Closed gabrielschulhof closed 6 years ago
... because it prevents one from being able to associate dynamic data with a function.
OTOH, how often to we dynamically associate a native function with a JS function? Most often we do so from Init()
and then never again.
@nodejs/n-api I think the reason we don't have napi_finalize
on napi_create_function()
and napi_define_class()
is that native-backed JS functions live forever – at least on V8. Similarly, IIRC, the v8::FunctionTemplate
also lives forever.
IMO this also means we should discourage function factories. Of course, we still may want to add finalizers for the sake of other engines.
If we were to implement this, we couldn't really test it on V8.
Unless the team from ChakraCore thinks this is important, I'd probably focus on other priorities as opposed to adding a new method with the additional signature.
@kfarnung @digitalinfinity what do you think?

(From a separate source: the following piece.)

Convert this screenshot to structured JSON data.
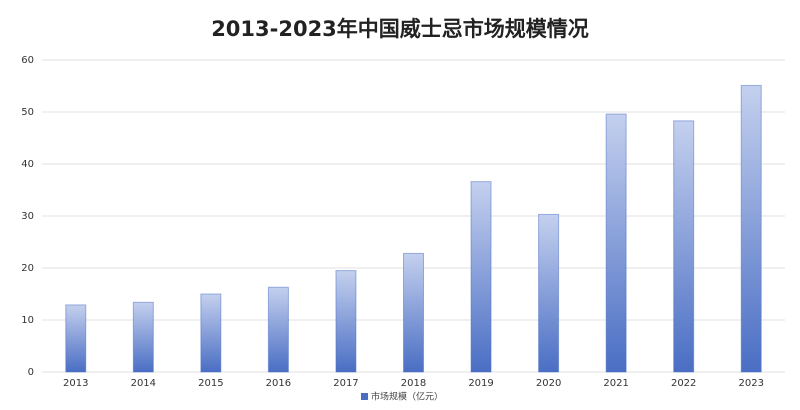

I agree with the sentiment that it could be useful, but I'm also of the view that we should generally wait for module authors to say that something is impossible for them to implement in N-API without a new API. Or in other words, I'm in favor of kicking this can down the road until someone convinces us otherwise.
If we sacrifice the ability to wrap a function, we can already accomplish this:
void delete_data(napi_env env, void* data, void* hint) {
free(data);
}
NativeData* data = malloc(*data);
napi_value js_function;
assert(napi_create_function(env,
"someMethod",
NAPI_AUTO_LENGTH,
data,
&js_function) == napi_ok);
assert(napi_wrap(env, js_function, data, delete_data, NULL, NULL) == napi_ok);
In the API working group meeting of 2018-08-09 we agreed to add an API for adding finalizers so that data associated with dynamically created functions can itself be freed when the function is finalized while at the same time advising potential bug reporters to rely on napi_wrap()
until the new API becomes supported on all supported versions of Node.js.
Relying on napi_wrap()
, although not ideal, should not be a big sacrifice because, although it sacrifices the ability to wrap a function, it is usually not functions that are wrapped, but rather objects which are either plain or constructed using functions.